A perícia é a forma pela qual há o testemunho ou função pericial, a qual é realizada por uma pessoa técnica, conhecedora e habilitada para tal serviço; desta forma o profissional que realiza a perícia pode ser definido como:

[...] um profissional que, pelas qualidades específicas que possui, normalmente de ordem científica ou artística, preenche as insuficiências do magistrado no que se refere à análise minuciosa ou exame de determinados fatos da causa que para tal estabeleçam noções especiais ou técnicas. (JULIANO, 2005, p.26).

 

A importância da prova pericial nas ações previdenciárias trabalhistas passa pelo reconhecimento por parte do Estado por meio de seus órgãos diversos, como o caso do Instituto Nacional de Seguridade Social.

A perícia médica do INSS é uma atividade realizada para avaliar a capacidade laborativa do segurado e conceder benefícios quando incapacidade.

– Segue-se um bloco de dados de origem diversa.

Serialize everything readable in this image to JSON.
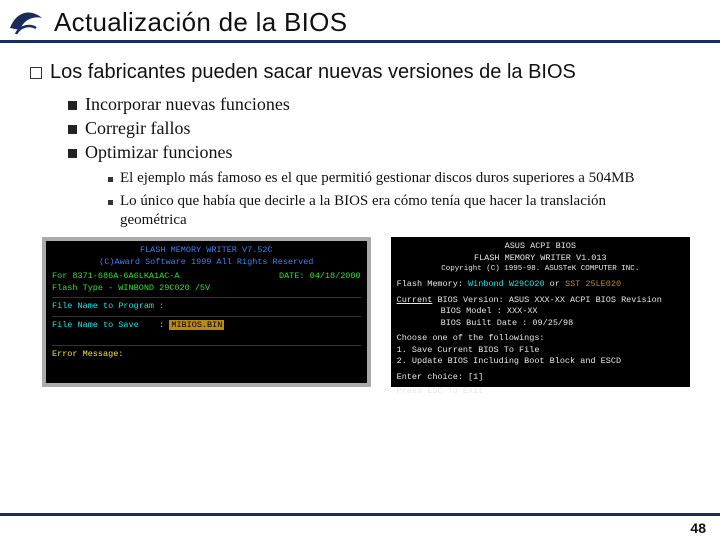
{
  "title": "Actualización de la BIOS",
  "main_bullet": "Los fabricantes pueden sacar nuevas versiones de la BIOS",
  "sub_bullets": [
    "Incorporar nuevas funciones",
    "Corregir fallos",
    "Optimizar funciones"
  ],
  "sub_sub_bullets": [
    "El ejemplo más famoso es el que permitió gestionar discos duros superiores a 504MB",
    "Lo único que había que decirle a la BIOS era cómo tenía que hacer la translación geométrica"
  ],
  "term_left": {
    "title1": "FLASH MEMORY WRITER V7.52C",
    "title2": "(C)Award Software 1999 All Rights Reserved",
    "line1a": "For 8371-686A-6A6LKA1AC-A",
    "line1b": "DATE: 04/18/2000",
    "line2": "Flash Type - WINBOND 29C020 /5V",
    "label1": "File Name to Program :",
    "label2": "File Name to Save",
    "value2": "MIBIOS.BIN",
    "err": "Error Message:"
  },
  "term_right": {
    "h1": "ASUS ACPI BIOS",
    "h2": "FLASH MEMORY WRITER V1.013",
    "h3": "Copyright (C) 1995-98. ASUSTeK COMPUTER INC.",
    "flash_label": "Flash Memory:",
    "flash_v1": "Winbond W29CO20",
    "flash_or": "or",
    "flash_v2": "SST 25LE020",
    "cur_label": "Current",
    "cur_line1": "BIOS Version: ASUS XXX-XX ACPI BIOS Revision",
    "cur_line2": "BIOS Model   : XXX-XX",
    "cur_line3": "BIOS Built Date  : 09/25/98",
    "choose": "Choose one of the followings:",
    "opt1": "1. Save Current BIOS To File",
    "opt2": "2. Update BIOS Including Boot Block and ESCD",
    "enter": "Enter choice: [1]",
    "esc": "Press ESC To Exit"
  },
  "page_number": "48"
}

É de competência exclusiva de um médico concursado e treinado internamente, que deve dominar a legislação previdenciária (TAVARES, 2003).

 

No tocante a relação entre o médico perito e o segurado está se difere de uma relação médico-paciente, já que o perito não precisa diagnosticar doenças nem tratar o segurado, e sim avaliar sua capacidade laborativa; outra função dele é analisar os pedidos de aposentadoria especial; benefícios assistenciais de prestação continuada da Lei Orgânica de Assistência Social (LOAS), benefícios indenizatórios, e identificar casos passiveis de reabilitação profissional.

 

Diversos problemas ocasionam problemas na vida do trabalhador que recebe alta médica concedida pelo INSS, sem que o profissional esteja realmente em condições normais de saúde. Restando como única alternativa constituir prova pericial por meio da justiça para provar sua condição. Seja na questão do auxílio doença ou na aposentadoria, o INSS ao suspender o benefício, obrigando o profissional a retornar para o trabalho, não o faz com vistas ao seu completo entendimento. Isso justifica-se, pela questão de que os médicos da empresa ou indicados por esta deveriam participar com suas próprias conclusões e pericias médicas a respeito da aptidão do profissional ao retorno para o trabalho. (MARTINEZ, 2012, p.157).

 

Quando há divergências entre laudos médicos o trabalhador fica entre duas posições antagônicas., já que o médico perito produz provas para que o Estado não tenha que arcar com pagamentos de benefícios, e o médico particular, nesse caso poderá fazer prova da necessidade de prova para cumprimento da necessidade da pessoa.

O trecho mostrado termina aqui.